The bus arrives, Zimmer drops his shoulder bag and jacket in a dressing room and immediately heads to the stage. ("First thing I have to do, I have to smell the room," he said earlier.) He sits down at the piano (topped with a martini glass and shaker) at center stage and starts plunking out his theme to 1989's Driving Miss Daisy. Around him, the shell of the evening's show is mostly in place – tympani, a modular synth set up, bell chimes. The guitar tech, Graham Merchant, plays Kendrick Lamar from a UE Boom speaker.
"What I do like are the seats are pretty close," Zimmer says about the venue. "I do get to look in people's eyes."
Before sound check, Carl Kleinsteuber, a local tuba player in the pick-up band, approaches Zimmer to tell him he's a fan.
"No, no," Zimmer demurs, "after tonight, I will be your biggest fan."
That night's show was bombastic, majestic and occasionally avant-garde (especially thanks to the slow-climbing glissando of The Dark Knight's Joker theme "Why So Serious?"). Cellist Tina Guo whips her hair and Marr raises his guitar. Lebo put his arm around Hans, sang with his daughter Refi and received no shortage of standing applause. Zimmer thanks a section for being noisy.
He admitted to being a little worried before he got on stage that night ("It's called free-flowing anxiety. Who knows?") and has dealt with stage fright in the past. Zimmer says that Pharrell even knew about his stage fright after the singer invited him to play guitar on the 2015 Grammys.
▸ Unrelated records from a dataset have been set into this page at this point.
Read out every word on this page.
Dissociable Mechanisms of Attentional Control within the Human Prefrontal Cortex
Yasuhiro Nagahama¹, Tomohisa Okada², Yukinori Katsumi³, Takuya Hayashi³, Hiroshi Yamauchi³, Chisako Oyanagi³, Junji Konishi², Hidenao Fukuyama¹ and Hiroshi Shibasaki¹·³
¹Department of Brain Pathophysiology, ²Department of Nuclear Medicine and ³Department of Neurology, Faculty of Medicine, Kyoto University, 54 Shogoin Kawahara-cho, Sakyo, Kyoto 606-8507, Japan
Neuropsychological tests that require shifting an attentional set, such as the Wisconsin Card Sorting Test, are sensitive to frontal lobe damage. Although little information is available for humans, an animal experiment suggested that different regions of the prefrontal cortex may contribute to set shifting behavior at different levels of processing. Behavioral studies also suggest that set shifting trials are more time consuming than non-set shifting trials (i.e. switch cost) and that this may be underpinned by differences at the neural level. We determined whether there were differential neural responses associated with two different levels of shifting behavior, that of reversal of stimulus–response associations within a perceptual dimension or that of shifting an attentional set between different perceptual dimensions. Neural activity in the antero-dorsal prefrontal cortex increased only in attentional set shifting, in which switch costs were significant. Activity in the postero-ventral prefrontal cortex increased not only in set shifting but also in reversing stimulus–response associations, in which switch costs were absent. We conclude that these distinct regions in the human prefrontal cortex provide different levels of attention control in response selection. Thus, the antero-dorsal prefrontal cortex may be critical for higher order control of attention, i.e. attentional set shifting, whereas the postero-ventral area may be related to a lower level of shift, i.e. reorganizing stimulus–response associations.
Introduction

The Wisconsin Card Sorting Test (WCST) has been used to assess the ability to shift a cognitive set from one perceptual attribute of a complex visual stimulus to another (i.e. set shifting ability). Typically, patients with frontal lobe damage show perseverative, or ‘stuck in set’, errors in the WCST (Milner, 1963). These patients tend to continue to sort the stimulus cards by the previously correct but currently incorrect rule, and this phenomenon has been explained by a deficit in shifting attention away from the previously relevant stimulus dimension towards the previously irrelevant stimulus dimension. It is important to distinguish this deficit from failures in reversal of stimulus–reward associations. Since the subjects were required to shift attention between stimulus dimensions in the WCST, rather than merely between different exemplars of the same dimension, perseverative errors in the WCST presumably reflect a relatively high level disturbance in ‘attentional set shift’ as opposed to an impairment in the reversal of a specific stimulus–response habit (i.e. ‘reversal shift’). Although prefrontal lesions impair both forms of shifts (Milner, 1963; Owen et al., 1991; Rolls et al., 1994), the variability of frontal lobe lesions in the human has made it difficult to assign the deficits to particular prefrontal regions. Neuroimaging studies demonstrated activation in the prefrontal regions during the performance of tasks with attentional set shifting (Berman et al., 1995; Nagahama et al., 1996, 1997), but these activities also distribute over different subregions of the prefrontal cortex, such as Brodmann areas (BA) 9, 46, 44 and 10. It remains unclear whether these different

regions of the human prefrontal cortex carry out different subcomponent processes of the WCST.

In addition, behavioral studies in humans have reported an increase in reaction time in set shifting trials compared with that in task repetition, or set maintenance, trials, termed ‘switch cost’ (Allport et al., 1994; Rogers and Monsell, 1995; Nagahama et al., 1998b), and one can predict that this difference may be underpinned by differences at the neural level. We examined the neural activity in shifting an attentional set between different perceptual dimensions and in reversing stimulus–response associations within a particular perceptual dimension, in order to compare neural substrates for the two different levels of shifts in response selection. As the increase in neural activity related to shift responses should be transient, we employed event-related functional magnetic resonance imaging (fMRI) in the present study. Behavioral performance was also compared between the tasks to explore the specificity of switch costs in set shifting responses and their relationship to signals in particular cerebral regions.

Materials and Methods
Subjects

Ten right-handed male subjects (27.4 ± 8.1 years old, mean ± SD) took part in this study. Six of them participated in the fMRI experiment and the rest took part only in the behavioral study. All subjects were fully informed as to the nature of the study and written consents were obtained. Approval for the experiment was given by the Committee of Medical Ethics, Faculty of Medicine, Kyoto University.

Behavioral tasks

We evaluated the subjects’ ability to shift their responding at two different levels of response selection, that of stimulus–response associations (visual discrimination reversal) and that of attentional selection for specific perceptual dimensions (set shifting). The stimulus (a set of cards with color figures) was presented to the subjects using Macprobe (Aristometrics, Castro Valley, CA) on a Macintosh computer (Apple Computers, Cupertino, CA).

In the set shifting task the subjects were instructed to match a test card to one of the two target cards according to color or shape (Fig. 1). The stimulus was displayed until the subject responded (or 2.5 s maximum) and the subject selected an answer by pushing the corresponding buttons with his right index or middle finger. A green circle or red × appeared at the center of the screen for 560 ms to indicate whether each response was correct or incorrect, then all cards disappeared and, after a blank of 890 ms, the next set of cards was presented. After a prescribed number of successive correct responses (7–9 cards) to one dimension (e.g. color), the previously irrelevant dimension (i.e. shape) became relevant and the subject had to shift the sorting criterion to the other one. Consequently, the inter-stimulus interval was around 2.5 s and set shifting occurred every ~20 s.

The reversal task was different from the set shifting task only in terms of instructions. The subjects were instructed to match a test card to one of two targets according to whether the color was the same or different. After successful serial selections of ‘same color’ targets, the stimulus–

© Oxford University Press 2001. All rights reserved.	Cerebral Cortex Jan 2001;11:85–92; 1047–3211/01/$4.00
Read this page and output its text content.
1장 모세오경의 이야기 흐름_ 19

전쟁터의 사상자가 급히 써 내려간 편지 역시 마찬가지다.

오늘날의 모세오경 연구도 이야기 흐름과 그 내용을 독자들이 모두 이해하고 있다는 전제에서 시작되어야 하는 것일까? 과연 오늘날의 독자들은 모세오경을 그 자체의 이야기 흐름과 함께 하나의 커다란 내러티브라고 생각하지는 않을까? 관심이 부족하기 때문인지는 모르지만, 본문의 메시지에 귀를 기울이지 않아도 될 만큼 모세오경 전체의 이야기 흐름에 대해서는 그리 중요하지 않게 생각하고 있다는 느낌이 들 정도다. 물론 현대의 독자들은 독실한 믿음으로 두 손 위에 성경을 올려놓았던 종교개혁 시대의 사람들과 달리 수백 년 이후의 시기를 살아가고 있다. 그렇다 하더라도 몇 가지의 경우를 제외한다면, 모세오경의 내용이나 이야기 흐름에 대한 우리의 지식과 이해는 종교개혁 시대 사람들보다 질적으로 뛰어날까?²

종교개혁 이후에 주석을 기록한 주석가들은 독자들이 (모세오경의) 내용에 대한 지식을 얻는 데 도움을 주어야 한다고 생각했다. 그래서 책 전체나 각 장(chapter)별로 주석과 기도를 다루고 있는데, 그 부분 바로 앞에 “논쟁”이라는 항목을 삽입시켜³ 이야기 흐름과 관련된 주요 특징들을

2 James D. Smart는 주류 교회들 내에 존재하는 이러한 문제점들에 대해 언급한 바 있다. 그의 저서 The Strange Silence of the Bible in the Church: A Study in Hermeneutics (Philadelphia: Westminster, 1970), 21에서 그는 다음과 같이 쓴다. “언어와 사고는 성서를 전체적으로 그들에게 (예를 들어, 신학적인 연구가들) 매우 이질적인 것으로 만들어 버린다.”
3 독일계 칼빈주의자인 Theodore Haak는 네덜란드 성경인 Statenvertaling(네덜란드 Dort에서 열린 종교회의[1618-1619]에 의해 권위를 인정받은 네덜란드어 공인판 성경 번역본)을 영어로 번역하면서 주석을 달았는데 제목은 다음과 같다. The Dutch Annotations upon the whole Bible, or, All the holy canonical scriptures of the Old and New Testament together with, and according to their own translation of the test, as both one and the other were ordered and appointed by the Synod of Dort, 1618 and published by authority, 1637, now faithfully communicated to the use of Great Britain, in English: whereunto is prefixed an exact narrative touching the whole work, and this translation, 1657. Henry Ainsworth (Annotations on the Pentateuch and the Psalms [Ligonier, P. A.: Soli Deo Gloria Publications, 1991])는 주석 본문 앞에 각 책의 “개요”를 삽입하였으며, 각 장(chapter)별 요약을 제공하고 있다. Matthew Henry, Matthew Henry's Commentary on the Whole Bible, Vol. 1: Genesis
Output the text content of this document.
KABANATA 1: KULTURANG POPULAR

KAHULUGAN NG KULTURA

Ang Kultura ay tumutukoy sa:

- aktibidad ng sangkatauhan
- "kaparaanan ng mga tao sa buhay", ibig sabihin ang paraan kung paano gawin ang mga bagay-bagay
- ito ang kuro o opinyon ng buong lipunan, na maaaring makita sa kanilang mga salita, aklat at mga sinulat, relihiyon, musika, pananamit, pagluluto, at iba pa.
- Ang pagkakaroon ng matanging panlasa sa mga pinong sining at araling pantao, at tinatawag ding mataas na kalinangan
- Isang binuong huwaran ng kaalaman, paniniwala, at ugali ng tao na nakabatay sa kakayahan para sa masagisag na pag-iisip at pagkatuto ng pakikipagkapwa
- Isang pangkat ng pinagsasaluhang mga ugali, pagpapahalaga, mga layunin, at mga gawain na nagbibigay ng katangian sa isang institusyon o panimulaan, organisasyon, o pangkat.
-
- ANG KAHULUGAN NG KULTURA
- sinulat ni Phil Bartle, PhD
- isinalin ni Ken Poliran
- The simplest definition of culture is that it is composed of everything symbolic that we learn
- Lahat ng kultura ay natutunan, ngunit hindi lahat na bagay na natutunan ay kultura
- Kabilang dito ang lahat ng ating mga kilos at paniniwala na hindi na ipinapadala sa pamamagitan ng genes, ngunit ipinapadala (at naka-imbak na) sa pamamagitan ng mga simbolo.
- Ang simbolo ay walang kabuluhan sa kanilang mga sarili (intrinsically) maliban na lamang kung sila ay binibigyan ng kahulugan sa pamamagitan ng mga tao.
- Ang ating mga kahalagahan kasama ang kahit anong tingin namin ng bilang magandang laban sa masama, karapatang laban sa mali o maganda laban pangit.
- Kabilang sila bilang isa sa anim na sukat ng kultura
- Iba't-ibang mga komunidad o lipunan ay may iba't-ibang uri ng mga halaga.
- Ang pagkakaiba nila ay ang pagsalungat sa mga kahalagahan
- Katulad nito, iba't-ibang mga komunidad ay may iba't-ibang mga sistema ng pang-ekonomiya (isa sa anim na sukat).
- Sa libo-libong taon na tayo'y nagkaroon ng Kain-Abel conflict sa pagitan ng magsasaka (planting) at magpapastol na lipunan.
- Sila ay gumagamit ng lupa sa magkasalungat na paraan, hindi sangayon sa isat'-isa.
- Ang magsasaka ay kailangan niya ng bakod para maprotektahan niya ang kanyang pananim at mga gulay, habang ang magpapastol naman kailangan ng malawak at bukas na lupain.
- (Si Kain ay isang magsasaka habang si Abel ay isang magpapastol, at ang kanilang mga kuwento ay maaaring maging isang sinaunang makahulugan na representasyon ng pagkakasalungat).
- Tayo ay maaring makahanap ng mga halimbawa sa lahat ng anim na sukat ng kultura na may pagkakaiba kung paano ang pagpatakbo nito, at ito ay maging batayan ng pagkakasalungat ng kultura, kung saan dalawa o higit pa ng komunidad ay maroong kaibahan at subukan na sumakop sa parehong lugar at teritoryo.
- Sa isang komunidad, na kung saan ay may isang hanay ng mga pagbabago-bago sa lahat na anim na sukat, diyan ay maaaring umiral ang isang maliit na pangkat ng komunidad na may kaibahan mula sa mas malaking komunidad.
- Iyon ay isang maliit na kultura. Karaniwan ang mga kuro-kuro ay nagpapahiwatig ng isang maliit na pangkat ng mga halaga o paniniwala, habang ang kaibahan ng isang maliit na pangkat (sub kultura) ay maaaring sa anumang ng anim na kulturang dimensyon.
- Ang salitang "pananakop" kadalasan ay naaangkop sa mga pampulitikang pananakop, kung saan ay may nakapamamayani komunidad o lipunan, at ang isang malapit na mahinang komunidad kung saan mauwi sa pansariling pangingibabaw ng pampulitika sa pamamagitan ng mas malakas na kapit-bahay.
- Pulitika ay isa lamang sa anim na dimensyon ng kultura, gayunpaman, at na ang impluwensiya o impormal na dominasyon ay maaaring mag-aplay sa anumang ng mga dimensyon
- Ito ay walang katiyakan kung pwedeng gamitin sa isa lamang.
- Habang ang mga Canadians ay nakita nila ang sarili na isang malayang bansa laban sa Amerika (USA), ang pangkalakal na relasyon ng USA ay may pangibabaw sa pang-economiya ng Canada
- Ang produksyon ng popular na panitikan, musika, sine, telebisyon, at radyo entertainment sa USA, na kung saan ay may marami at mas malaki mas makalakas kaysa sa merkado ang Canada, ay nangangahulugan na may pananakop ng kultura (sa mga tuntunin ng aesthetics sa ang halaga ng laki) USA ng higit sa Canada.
He says the superstar made a lot of eye contact as a "brotherly gesture."
"To go from Milan to Dallas seems very different and I didn't know what to expect from the audience," Zimmer says, now backstage, already in his button-up pajama top and eating a banana. "And then, straightaway, I mean, literally, just being up on stage and just seeing the first few rows being totally with me was great."
Behind him in his dressing room is a Sohmer piano with a musty smell and some dirty keys. So far, he hasn't played it.
"I, on purpose, haven't played the piano because I looked at it and I thought, 'It's going to be... " he interrupts his own thought and says, "Well, come on let's do it."
He wanders over and meanders through the Sherlock Holmes theme with a few pauses and bum notes.
"It's a perfect piano to do Sherlock Holmes," he says before two more starts. "I can't remember how it goes. See, I can play it on the banjo, but I can't play it on the piano. I thought it would be a real disappointment but it's actually a really nice, moody piano," he says, before playing wordlessly for more than a minute.
He starts Beethoven's "Für Elise," talks about the theory that the "Elise" in question was actually a transcription error, and starts the composer's "Sonata Pathétique" mid-story.
"Doesn't that just kill you how simple and perfect that is?" he says.
"One of my favorites," says Nick Glennie-Smith, film composer and Zimmer musician, who had wandered in.
Zimmer's bus heads for Houston that night, the rock & roll summer of someone who gathers orchestras and plays Beethoven backstage rolls on. Does the successful composer have any long-held fantasies about being a touring musician?
"No, weirdly there never were," he says. "No, look, my long-held fantasy which will never happen is that I could play guitar like Stevie Ray Vaughan and play the blues all night."